Balzac rêvait d’hommes politiques qui soient des « scélérats abstraits »… José Manuel Barroso a, lui, le sens du concret. Sonnant et trébuchant. L’ancien président de la Commission européenne, après avoir laissé la banque Goldman Sachs mettre en coupe réglée la Grèce, avoir conseillé le gouvernement de droite pour truquer les comptes nationaux et avoir spéculé sur la dette souveraine, s’est niché dans sa direction. Oubliée, la crise financière de 2008, qui avait révélé le rôle toxique d’un des premiers groupes financiers au monde  ! La morale est un handicap de pauvre et n’encombre pas ces hauts personnages qui défendent les profits des multinationales tout autant lorsqu’ils tiennent les rênes politiques que lorsqu’ils siègent dans les conseils d’administration. Un banquier français devient ministre des Finances, un ex-chancelier allemand prend en main les pétroles de Poutine, un premier ministre danois et ancien secrétaire général de l’Otan copilote ensuite Goldman Sachs… Les uns maquillent le sens de leurs choix à la tête des pays, les autres engrangent les fruits des pillages, avant d’échanger les rôles. Ce ne sont plus des dérives, c’est un système, le capitalisme mondialisé, qui prend ses aises à Davos, se concerte dans le groupe de Bilderberg et se croise l’été dans les palaces et sur les yachts.

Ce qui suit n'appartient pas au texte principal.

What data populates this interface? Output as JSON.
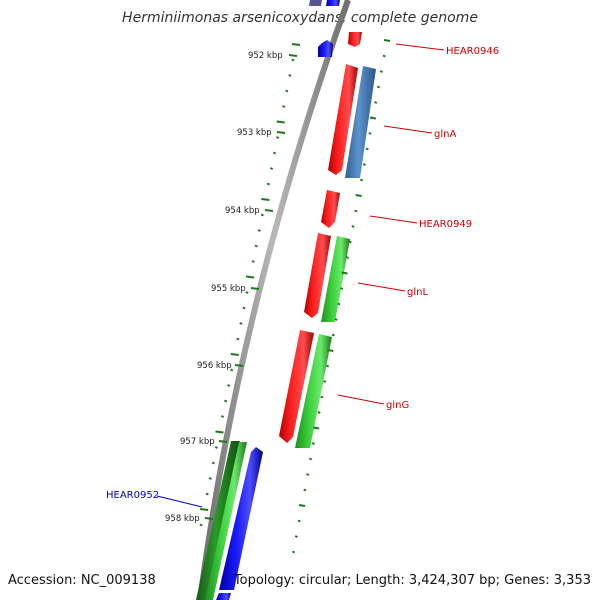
{
  "title": "Herminiimonas arsenicoxydans, complete genome",
  "footer": {
    "accession": "Accession: NC_009138",
    "summary": "Topology: circular; Length: 3,424,307 bp; Genes: 3,353"
  },
  "ticks": [
    "952 kbp",
    "953 kbp",
    "954 kbp",
    "955 kbp",
    "956 kbp",
    "957 kbp",
    "958 kbp"
  ],
  "genes": [
    {
      "name": "HEAR0946",
      "color": "#cc0000"
    },
    {
      "name": "glnA",
      "color": "#cc0000"
    },
    {
      "name": "HEAR0949",
      "color": "#cc0000"
    },
    {
      "name": "glnL",
      "color": "#cc0000"
    },
    {
      "name": "glnG",
      "color": "#cc0000"
    },
    {
      "name": "HEAR0952",
      "color": "#0000cc"
    }
  ],
  "colors": {
    "red_feature": "#ff1a1a",
    "blue_feature": "#1a1aff",
    "green_feature": "#33cc33",
    "dark_green_feature": "#2a9a2a",
    "steelblue_feature": "#4f86c0",
    "backbone": "#8c8c8c",
    "tick": "#1a7a1a"
  }
}
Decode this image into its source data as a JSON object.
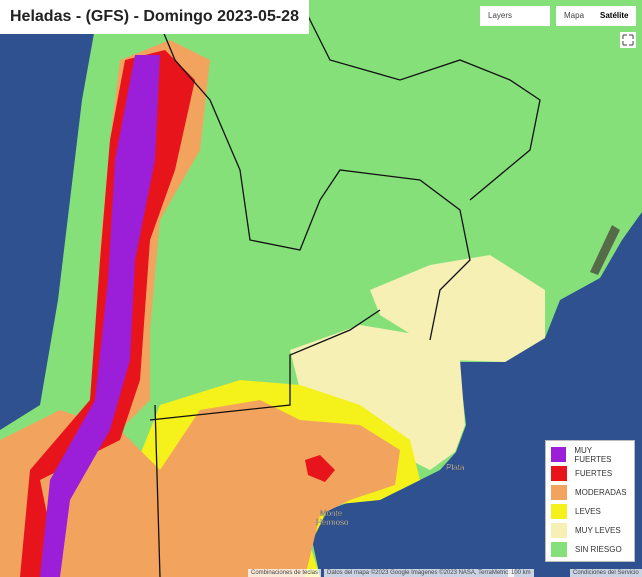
{
  "header": {
    "title": "Heladas - (GFS) - Domingo 2023-05-28"
  },
  "controls": {
    "layers": "Layers",
    "map": "Mapa",
    "satellite": "Satélite"
  },
  "legend": {
    "items": [
      {
        "label": "MUY FUERTES",
        "color": "#9b1fd8"
      },
      {
        "label": "FUERTES",
        "color": "#e8141c"
      },
      {
        "label": "MODERADAS",
        "color": "#f2a45e"
      },
      {
        "label": "LEVES",
        "color": "#f5f11a"
      },
      {
        "label": "MUY LEVES",
        "color": "#f6f0b4"
      },
      {
        "label": "SIN RIESGO",
        "color": "#86e07a"
      }
    ]
  },
  "place_labels": [
    {
      "text": "Plata"
    },
    {
      "lines": [
        "Monte",
        "Hermoso"
      ]
    }
  ],
  "footer": {
    "shortcuts": "Combinaciones de teclas",
    "attribution": "Datos del mapa ©2023 Google Imágenes ©2023 NASA, TerraMetrics",
    "scale": "100 km",
    "terms": "Condiciones del Servicio"
  }
}
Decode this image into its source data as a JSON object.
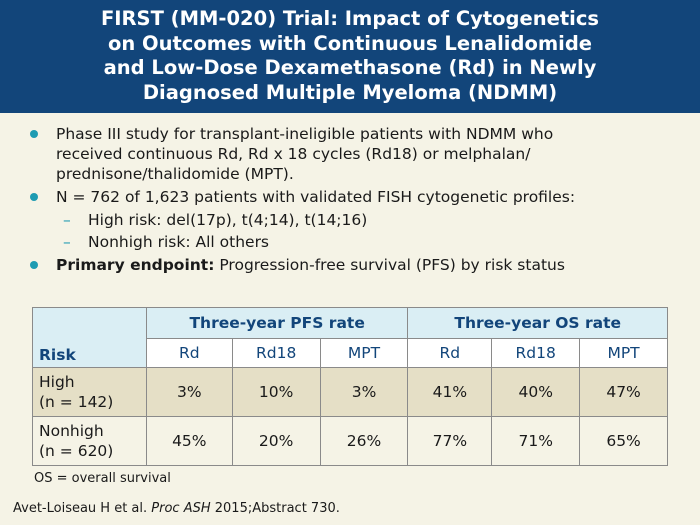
{
  "title_lines": [
    "FIRST (MM-020) Trial: Impact of Cytogenetics",
    "on Outcomes with Continuous Lenalidomide",
    "and Low-Dose Dexamethasone (Rd) in Newly",
    "Diagnosed Multiple Myeloma (NDMM)"
  ],
  "bullets": {
    "b1_lines": [
      "Phase III study for transplant-ineligible patients with NDMM who",
      "received continuous Rd, Rd x 18 cycles (Rd18) or melphalan/",
      "prednisone/thalidomide (MPT)."
    ],
    "b2": "N = 762 of 1,623 patients with validated FISH cytogenetic profiles:",
    "b2_sub": [
      "High risk: del(17p), t(4;14), t(14;16)",
      "Nonhigh risk: All others"
    ],
    "b3_bold": "Primary endpoint:",
    "b3_text": " Progression-free survival (PFS) by risk status"
  },
  "table": {
    "risk_header": "Risk",
    "group_pfs": "Three-year PFS rate",
    "group_os": "Three-year OS rate",
    "sub_headers": [
      "Rd",
      "Rd18",
      "MPT",
      "Rd",
      "Rd18",
      "MPT"
    ],
    "rows": [
      {
        "label": [
          "High",
          "(n = 142)"
        ],
        "values": [
          "3%",
          "10%",
          "3%",
          "41%",
          "40%",
          "47%"
        ]
      },
      {
        "label": [
          "Nonhigh",
          "(n = 620)"
        ],
        "values": [
          "45%",
          "20%",
          "26%",
          "77%",
          "71%",
          "65%"
        ]
      }
    ]
  },
  "footnote": "OS = overall survival",
  "citation": {
    "authors": "Avet-Loiseau H et al. ",
    "journal": "Proc ASH",
    "rest": " 2015;Abstract 730."
  },
  "colors": {
    "header_bg": "#12457a",
    "bullet": "#1e9bb2",
    "table_header_bg": "#daeef4",
    "row_shade": "#e5dfc6",
    "background": "#f5f3e6"
  }
}
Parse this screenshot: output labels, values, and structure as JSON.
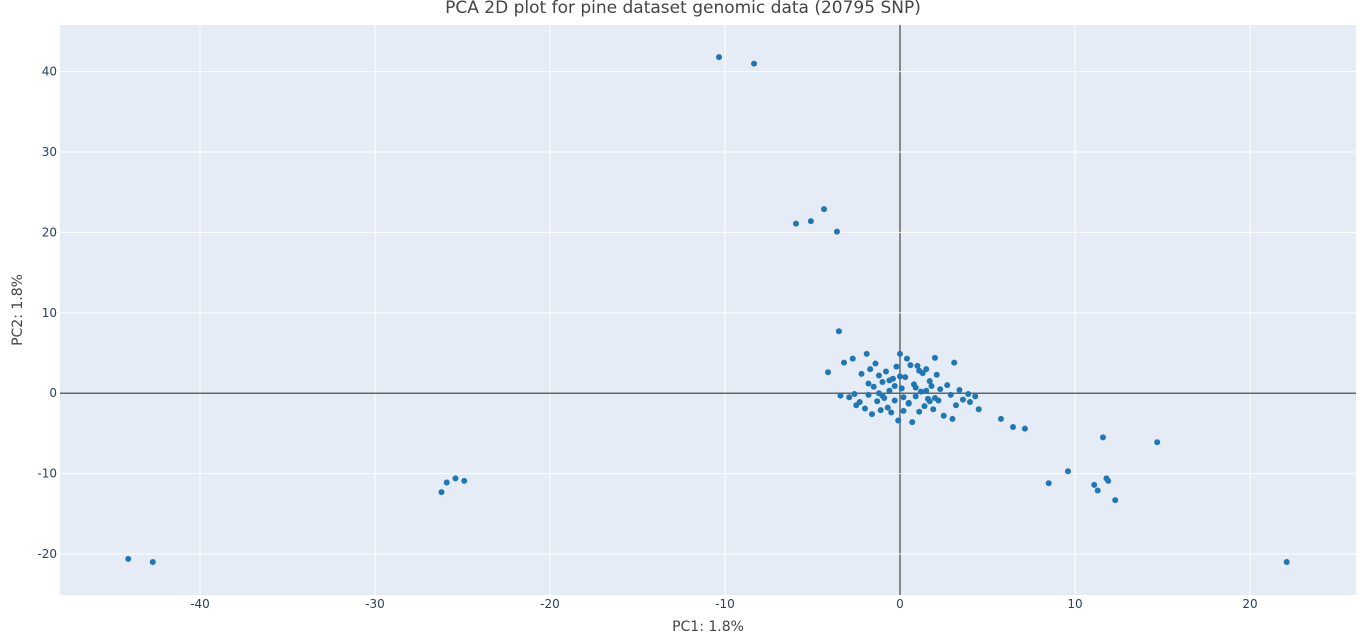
{
  "chart_data": {
    "type": "scatter",
    "title": "PCA 2D plot for pine dataset genomic data (20795 SNP)",
    "x_label": "PC1: 1.8%",
    "y_label": "PC2: 1.8%",
    "xlim": [
      -48,
      26.06
    ],
    "ylim": [
      -25.1,
      45.8
    ],
    "xticks": [
      -40,
      -30,
      -20,
      -10,
      0,
      10,
      20
    ],
    "yticks": [
      -20,
      -10,
      0,
      10,
      20,
      30,
      40
    ],
    "grid": true,
    "zero_lines": true,
    "series": [
      {
        "color": "#1f77b4",
        "x": [
          -10.34,
          -8.34,
          -4.34,
          -5.09,
          -5.94,
          -3.6,
          -3.49,
          -4.11,
          -44.1,
          -42.7,
          -26.2,
          -25.9,
          -25.4,
          -24.9,
          22.1,
          14.7,
          11.6,
          9.6,
          8.5,
          11.1,
          11.3,
          11.8,
          11.9,
          12.3,
          5.77,
          6.46,
          7.14,
          4.5,
          4.0,
          4.3,
          -3.4,
          -3.2,
          -2.9,
          -2.7,
          -2.5,
          -2.3,
          -2.2,
          -2.0,
          -1.9,
          -1.8,
          -1.7,
          -1.6,
          -1.5,
          -1.4,
          -1.3,
          -1.2,
          -1.1,
          -1.0,
          -0.9,
          -0.8,
          -0.7,
          -0.6,
          -0.5,
          -0.4,
          -0.3,
          -0.2,
          -0.1,
          0.0,
          0.1,
          0.2,
          0.3,
          0.4,
          0.5,
          0.6,
          0.7,
          0.8,
          0.9,
          1.0,
          1.1,
          1.2,
          1.3,
          1.4,
          1.5,
          1.6,
          1.7,
          1.8,
          1.9,
          2.0,
          2.1,
          2.2,
          2.3,
          2.5,
          2.7,
          2.9,
          3.1,
          3.2,
          3.4,
          3.6,
          3.9,
          -1.8,
          -1.2,
          -0.6,
          0.2,
          0.9,
          1.5,
          2.0,
          1.1,
          -0.3,
          0.5,
          -1.0,
          3.0,
          -2.6,
          0.0,
          1.7
        ],
        "y": [
          41.8,
          41.0,
          22.9,
          21.4,
          21.1,
          20.1,
          7.7,
          2.6,
          -20.6,
          -21.0,
          -12.3,
          -11.1,
          -10.6,
          -10.9,
          -21.0,
          -6.1,
          -5.5,
          -9.7,
          -11.2,
          -11.4,
          -12.1,
          -10.6,
          -10.9,
          -13.3,
          -3.2,
          -4.2,
          -4.4,
          -2.0,
          -1.1,
          -0.4,
          -0.3,
          3.8,
          -0.5,
          4.3,
          -1.5,
          -1.1,
          2.4,
          -1.9,
          4.9,
          -0.2,
          3.0,
          -2.6,
          0.8,
          3.7,
          -1.0,
          2.2,
          -2.1,
          1.4,
          -0.6,
          2.7,
          -1.8,
          0.3,
          -2.4,
          1.8,
          -0.9,
          3.3,
          -3.4,
          4.9,
          0.6,
          -2.2,
          2.0,
          4.3,
          -1.3,
          3.5,
          -3.6,
          1.1,
          -0.4,
          3.4,
          -2.3,
          0.2,
          2.5,
          -1.6,
          3.0,
          -0.7,
          1.5,
          0.9,
          -2.0,
          4.4,
          2.3,
          -0.9,
          0.5,
          -2.8,
          1.0,
          -0.2,
          3.8,
          -1.5,
          0.4,
          -0.8,
          -0.1,
          1.2,
          0.0,
          1.6,
          -0.5,
          0.7,
          0.3,
          -0.6,
          2.8,
          0.9,
          -1.2,
          -0.3,
          -3.2,
          -0.1,
          2.1,
          -1.0
        ]
      }
    ]
  }
}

D’accord, José Manuel Barroso est coupable. Mais d’une simple maladresse aux yeux des dirigeants européens. Les mêmes qui se sont fendus de communiqués jugeant l’affaire « moralement inacceptable » n’ont pas haussé le sourcil quand d’autres cas – nous en donnons des exemples dans ces colonnes – sont passés inaperçus. Là, ça fait un peu désordre, et c’est bien embêtant alors que Goldman Sachs et son président à l’international vont avoir à gérer le Brexit pour en extraire les plus juteux profits. Un scandale chassera l’autre, espère-t-on à Bruxelles, Berlin ou Paris, avant de prêcher à nouveau l’austérité et la déréglementation du travail. Tout cela a des parfums louis-philippards. Furieusement rances.

Par Patrick Apel-Muller

C) Barroso. Une nomination symbolique d’une Europe au service des marchés financiers

La banque d’affaires américaine Goldman Sachs a annoncé vendredi avoir engagé l’ancien président de la Commission Européenne José Manuel Barroso pour la conseiller après le réusltat en faveur du Brexit du réféendum britannique. José Manuel Barroso occupera les fonctions de président non-exécutif de Goldman Sachs International, branche internationale du groupe américain basée à Londres, et de conseiller de Goldman Sachs, a précisé la banque.

La décision des Britanniques de quitter l’UE, prise lors du référendum du 23 juin, a provoqué un accès de panique sur les marchés, les investisseurs redoutant l’incertitude qui en découle et les conséquences du Brexit sur l’économie. Les grandes banques américaines, qui ont d’importantes activités dans le centre financier de Londres, s’inquiètent des conséquences de cette sortie britannique pour leur accès au marché unique européen.

"José Manuel Barroso va apporter une analyse et une expérience immense à Goldman Sachs, et notamment une profonde compréhension de l’Europe. Nous sommes impatients de travailler avec lui alors que nous continuons à aider nos clients à évoluer au sein d’un contexte économique et de marché incertain et délicat", ont déclaré Michael Sherwood et Richard Gnodde, co-directeurs généraux de Goldman Sachs International. Premier ministre du Portugal de 2002 à 2004, M. Barroso a occupé la présidence de la Commission européenne de 2004 à 2014, période durant laquelle l’Europe et le monde ont été secoués par la grave crise financière de 2008. Goldman Sachs International, dont Barroso va prendre la présidence, a son siège à Londres, où sont basés moins d’un millier de ses 6.000 salariés. "Évidemment, je connais bien l’UE et relativement bien aussi le contexte britannique. Si mes conseils peuvent être utiles dans de pareilles circonstances, je suis prêt à aider", a-t-il commenté Barroso dans le Financial Times.